Teresa and Jakub at the Christmas Market
Jakub and Teresa at the Christmas Market on Rathausplatz in Vienna

This blog features part two of Jakub’s and Teresa’s Year Abroad in Austria. It’s about tickets or no tickets, unexpected homesickness, job placements and Jakub and Teresa's tradition of Schnitzel-dates.

Since being in Graz, I have not been checked to see if I have a ticket on public transport once. I don’t think there is a stronger show of the culture of ‘Schwarzfahren’ (travelling without a ticket) than that. One time I thought I was going to be checked, but so many people on the bus didn’t have tickets that they didn’t even make it all the way to checking me. That doesn’t stop Jakub from always buying a ticket anyway because he ‘supports public transport’ but is actually just scared of being caught.
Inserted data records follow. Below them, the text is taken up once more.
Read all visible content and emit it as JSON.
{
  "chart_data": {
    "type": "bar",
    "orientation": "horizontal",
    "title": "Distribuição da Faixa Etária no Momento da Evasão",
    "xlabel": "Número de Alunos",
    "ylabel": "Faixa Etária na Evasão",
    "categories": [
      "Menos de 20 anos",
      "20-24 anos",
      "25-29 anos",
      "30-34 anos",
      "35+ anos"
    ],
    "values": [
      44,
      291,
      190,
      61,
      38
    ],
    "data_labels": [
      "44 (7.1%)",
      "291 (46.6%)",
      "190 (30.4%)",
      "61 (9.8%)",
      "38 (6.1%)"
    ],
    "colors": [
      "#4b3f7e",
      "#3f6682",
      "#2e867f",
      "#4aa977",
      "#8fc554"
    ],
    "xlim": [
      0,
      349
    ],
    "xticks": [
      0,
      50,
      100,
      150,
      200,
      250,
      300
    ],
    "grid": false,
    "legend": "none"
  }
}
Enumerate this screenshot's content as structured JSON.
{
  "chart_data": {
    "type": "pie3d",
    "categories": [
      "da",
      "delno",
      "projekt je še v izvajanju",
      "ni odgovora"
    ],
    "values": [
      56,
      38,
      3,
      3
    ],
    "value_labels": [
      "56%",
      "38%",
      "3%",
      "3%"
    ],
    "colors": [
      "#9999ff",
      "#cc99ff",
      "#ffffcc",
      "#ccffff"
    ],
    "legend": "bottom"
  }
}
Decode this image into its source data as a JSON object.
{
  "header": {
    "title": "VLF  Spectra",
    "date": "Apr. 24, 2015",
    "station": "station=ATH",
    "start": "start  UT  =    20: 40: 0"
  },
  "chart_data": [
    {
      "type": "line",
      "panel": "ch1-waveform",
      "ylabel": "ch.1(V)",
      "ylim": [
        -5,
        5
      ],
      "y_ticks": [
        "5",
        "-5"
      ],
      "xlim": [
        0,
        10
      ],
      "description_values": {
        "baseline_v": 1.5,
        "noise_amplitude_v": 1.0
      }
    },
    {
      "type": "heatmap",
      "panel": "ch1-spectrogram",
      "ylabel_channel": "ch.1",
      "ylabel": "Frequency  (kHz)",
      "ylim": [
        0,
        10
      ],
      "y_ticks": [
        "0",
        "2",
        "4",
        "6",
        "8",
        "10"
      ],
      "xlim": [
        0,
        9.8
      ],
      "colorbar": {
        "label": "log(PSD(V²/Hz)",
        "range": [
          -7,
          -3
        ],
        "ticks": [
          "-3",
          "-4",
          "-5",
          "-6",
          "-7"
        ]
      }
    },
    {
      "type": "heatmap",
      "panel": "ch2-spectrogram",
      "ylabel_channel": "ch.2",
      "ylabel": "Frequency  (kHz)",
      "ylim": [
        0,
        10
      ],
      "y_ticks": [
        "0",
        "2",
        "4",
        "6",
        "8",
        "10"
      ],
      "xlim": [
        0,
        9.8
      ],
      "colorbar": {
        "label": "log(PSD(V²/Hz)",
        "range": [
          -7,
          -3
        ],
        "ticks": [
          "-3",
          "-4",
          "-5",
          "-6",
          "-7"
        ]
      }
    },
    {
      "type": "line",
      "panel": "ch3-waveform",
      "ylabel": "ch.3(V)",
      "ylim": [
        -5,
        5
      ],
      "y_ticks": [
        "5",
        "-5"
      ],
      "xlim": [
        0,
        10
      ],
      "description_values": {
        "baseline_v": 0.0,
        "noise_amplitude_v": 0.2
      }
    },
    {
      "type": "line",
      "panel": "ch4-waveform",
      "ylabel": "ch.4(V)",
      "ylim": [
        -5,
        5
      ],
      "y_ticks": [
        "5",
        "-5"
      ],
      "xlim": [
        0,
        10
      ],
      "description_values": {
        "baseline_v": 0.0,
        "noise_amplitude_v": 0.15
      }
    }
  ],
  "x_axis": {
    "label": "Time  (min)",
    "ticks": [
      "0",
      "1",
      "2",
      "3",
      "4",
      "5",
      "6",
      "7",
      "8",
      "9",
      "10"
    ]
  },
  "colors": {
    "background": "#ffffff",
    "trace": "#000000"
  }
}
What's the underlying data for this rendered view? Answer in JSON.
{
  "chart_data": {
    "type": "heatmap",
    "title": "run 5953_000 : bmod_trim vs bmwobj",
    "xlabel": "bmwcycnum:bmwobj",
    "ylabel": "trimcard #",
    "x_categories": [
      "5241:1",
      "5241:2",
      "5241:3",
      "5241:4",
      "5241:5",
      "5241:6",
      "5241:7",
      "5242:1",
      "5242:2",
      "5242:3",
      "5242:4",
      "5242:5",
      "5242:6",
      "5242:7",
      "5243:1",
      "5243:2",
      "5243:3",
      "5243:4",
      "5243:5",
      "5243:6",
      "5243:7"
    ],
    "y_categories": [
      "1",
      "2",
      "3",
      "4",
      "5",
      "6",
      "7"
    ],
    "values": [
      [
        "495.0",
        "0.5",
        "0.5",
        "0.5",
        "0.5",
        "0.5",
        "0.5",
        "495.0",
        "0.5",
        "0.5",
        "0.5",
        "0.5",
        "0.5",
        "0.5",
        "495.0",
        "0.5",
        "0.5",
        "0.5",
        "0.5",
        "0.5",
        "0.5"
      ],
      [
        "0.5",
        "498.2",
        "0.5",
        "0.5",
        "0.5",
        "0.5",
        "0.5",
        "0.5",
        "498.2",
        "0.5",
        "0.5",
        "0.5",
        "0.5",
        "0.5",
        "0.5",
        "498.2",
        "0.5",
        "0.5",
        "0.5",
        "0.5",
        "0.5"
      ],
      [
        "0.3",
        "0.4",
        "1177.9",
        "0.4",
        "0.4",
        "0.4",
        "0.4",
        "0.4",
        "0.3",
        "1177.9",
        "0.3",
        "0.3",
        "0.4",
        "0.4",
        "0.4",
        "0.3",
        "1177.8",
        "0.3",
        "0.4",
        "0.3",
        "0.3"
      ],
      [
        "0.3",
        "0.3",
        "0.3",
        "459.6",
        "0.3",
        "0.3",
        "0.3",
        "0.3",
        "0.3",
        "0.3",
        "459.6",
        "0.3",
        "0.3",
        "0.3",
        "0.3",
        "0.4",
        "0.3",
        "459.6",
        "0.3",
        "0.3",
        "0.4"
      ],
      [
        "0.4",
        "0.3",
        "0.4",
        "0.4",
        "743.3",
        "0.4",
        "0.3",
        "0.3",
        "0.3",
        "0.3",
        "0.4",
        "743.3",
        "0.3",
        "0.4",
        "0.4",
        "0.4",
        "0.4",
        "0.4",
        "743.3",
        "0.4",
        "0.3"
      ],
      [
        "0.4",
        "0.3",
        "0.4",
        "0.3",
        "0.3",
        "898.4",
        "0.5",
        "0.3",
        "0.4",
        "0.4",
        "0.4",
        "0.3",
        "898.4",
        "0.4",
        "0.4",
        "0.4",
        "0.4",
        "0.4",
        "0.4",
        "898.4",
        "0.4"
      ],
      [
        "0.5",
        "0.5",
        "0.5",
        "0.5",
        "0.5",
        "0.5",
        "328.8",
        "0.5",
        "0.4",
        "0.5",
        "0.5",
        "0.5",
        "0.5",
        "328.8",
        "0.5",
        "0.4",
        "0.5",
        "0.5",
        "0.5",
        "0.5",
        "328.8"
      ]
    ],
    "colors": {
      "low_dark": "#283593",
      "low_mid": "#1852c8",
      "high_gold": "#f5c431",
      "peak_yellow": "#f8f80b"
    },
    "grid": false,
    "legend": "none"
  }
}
The one place they do always check is the train. And I have taken many trains since I have been here, and many coaches. I’ve been to Munich on a trip, many places in Styria and of course have taken many trips to Vienna to visit Jakub, and he has done the same to visit me. We have spent most of our time together wandering around the cities we live in, finding fancy coffee shops to make Jakub happy, and going to Christkindl markets to buy Glühwein and introduce Jakub to Maroni (roasted chestnuts).

Unexpected Homesickness

Though I must admit, I can’t say I haven’t felt a little homesick at times. The day my Yorkshire Tea ran out was not my finest hour. It is odd being so far from the culture you were raised in. But the way the homesickness hit me really surprised me. I didn’t know what shops to go to when I wanted a specific item, I doubted what to say to someone in a shop when I was looking for something, I missed being able to have a Nandos. I also wish I would have brought some beans for beans on toast. The big, existential missing-British-culture-and-the-people never really hit me because I really love Austria. It was the debatably menial things that screwed me over a little.

Love my job – or do I?

Of course, I don’t spend most of my time crying in bed. I really, really love my job. I love being able to make lesson plans, execute them, get to know the students I’m teaching and make friends with the teachers. I hate the students calling me ‘Frau Professor’ and ‘Sie’ but that seems to be a necessary sacrifice. I decided to take this year as a language assistant to decide if teaching could be something I could see as a career and I am still miles away from a decision. Every time I have a good lesson and the students ask 30 questions and are super interested (usually the younger students) I see it as my life’s calling. Every time I spend a lesson telling all the students to be quiet or watch them try to stay awake I feel it would be my worst nightmare. The tricky part is that I only do the fun parts of the job. I get to stand up with the students, talk in my first language, have a chat with them as a knowledgeable peer and then leave them again for 2 weeks. I don’t have to set and mark homework and exams, deal with phone calls from parents, and all of the other tedious parts of teaching. It makes it even more difficult a decision knowing teaching is never mainly focussed on the students but on the admin. It has helped me realise that the school system in Austria is just as underfunded and stress-filled as every British school, which is not the best advertisement for entering the system.

I think overall my year abroad has just been a whole lot of change. The obvious change is a change of country, but it has also been my first ‘big-girl’ job and the first time I have been forced into total independence

The year will stick with me for many more to come, mainly as proof to myself that I really could do it.